Mais le point central était celui de l'équilibre des pouvoirs: "je considère que les trois côtés du triangle institutionnel (Commission, Conseil, Parlement) doivent être tous renforcés. L'Union dans son ensemble en serait renforcée." Concernant la Commission en particulier: "la Commission a un rôle qui est très bien décrit dans le Traité et qu'il n'est pas question de lui retirer. Elle conservera le monopole d'initiative, car les membres de la Convention se sont prononcés à une grande majorité en ce sens."
Giscard d'Estaing président? Un certain nombre d'intervenants voulaient savoir si Valéry Giscard d'Estaing était "candidat à la présidence de l'Union". Leur curiosité n'a pas été satisfaite.
Le financement de l'agriculture. Je n'ai pas connaissance de prises de position précédentes de Giscard d'Estaing à ce sujet, c'est pourquoi je cite in extenso sa déclaration: "Le niveau de vie des agriculteurs n'est certainement pas trop élevé dans l'UE. Mais le système économique et financier de la production agricole n'est pas satisfaisant. Il faudrait distinguer, je crois, entre le bon fonctionnement du marché - qui est une responsabilité européenne - et le soutien au niveau de vie des agriculteurs, qui pourrait être une responsabilité nationale". Et un peu plus tard: "l'Europe, comme d'ailleurs les Etats-Unis, sont pris dans une contradiction. Ils veulent et doivent favoriser le libre-échange, et en même temps, comme ce sont des zones à revenu élevé, leur production ne serait pas compétitive si elle ne bénéficiait pas d'un soutien. Les Etats-Unis viennent de décider un soutien financier massif en faveur de leur agriculture. Ce n'est pas le moment où il serait raisonnable pour l'UE d'abandonner ses agriculteurs."
Une devise pour l'Union. Le président a dit: " On pourrait donner une devise à l'Europe. Je propose: liberté, justice et solidarité."
La procédure de la Convention. Voici les explications du président: "s'il devait y avoir blocage, nous rendrions publiques les différentes positions protagonistes. Jusqu'à présent, je me suis efforcé d'éviter cette situation et de créer un courant consensuel. J'espère que cette méthode pourra continuer."

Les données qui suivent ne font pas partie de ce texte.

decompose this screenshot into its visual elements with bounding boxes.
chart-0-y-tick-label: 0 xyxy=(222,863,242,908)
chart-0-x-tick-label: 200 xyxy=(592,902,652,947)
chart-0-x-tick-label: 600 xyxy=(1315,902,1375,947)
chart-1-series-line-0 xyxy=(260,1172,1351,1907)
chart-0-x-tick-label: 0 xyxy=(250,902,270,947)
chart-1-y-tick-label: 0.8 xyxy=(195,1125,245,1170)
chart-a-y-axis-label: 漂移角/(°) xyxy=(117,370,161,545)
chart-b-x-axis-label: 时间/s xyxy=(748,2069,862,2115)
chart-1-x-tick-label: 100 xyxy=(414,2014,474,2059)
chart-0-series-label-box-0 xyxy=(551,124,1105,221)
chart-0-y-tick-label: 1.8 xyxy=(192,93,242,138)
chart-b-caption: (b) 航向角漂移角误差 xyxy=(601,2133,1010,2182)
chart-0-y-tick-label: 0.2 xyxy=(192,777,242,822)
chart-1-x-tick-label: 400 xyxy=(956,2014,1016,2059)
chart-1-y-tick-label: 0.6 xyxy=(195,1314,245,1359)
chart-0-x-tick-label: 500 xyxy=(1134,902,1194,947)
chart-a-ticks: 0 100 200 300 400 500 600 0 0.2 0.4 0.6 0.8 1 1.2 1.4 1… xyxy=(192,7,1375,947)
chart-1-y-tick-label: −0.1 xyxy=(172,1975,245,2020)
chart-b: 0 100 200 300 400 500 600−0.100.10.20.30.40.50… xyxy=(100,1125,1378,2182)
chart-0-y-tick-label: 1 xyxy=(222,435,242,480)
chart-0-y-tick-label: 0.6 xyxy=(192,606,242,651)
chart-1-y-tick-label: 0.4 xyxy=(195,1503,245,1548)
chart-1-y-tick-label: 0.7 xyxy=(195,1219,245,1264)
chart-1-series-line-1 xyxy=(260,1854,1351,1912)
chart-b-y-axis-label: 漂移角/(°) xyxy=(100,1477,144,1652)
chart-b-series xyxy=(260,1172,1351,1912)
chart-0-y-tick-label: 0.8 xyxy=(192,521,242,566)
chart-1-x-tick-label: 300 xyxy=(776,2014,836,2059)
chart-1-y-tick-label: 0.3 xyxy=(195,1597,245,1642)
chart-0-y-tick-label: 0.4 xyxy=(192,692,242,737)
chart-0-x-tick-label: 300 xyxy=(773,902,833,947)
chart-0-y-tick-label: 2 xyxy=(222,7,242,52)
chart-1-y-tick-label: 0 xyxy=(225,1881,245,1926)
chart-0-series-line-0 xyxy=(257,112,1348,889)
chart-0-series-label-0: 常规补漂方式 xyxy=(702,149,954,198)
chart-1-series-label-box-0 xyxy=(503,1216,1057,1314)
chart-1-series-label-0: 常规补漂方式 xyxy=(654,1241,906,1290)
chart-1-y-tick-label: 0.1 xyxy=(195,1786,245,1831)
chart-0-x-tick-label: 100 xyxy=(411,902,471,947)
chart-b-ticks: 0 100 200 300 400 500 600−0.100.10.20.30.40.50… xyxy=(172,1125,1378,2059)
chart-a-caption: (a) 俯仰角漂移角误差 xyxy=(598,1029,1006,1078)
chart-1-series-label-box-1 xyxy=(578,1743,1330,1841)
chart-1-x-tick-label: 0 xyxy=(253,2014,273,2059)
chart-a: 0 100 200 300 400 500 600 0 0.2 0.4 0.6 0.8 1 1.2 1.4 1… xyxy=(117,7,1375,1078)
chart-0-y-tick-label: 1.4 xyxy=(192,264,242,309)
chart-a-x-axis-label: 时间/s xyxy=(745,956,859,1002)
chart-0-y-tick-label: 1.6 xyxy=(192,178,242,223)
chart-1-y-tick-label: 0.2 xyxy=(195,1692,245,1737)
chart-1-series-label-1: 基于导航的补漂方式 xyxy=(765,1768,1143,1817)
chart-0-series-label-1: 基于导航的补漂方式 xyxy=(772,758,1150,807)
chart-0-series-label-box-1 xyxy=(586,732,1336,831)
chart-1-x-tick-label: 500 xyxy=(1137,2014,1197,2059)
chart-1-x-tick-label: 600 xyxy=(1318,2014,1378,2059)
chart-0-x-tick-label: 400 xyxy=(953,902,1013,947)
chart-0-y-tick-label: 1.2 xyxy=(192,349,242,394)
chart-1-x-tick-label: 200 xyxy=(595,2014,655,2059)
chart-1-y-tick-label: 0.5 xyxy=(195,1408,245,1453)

Le contenu des politiques de l'Union. À plusieurs reprises, vu le nombre de questions, Valéry Giscard d'Estaing a expliqué que la Convention ne doit pas définir le contenu des politiques communes; ce sera la tâche des institutions. Le président a dit: "Il faut distinguer les compétences de l'Union et son action. Le contenu des politiques n'est pas examiné par la Convention en tant que tel."
Conclusions. Un intervenant a conclu: "je crois que ce chat aura au moins permis de constater que les citoyens ont besoin de discuter d'Europe, ils ont envie d'Europe. L'Europe de demain devra donner davantage qu'aujourd'hui la parole à ses citoyens." Et Valéry Giscard d'Estaing de son côté: " Il me semble que cette heure et demie a passé comme le vent. Je ne suis pas sûr d'avoir bien répondu à toutes vos questions, mais j'ai cherché à deviner ce qui vous préoccupait. Ceci m'aidera pour la suite." (F.R.)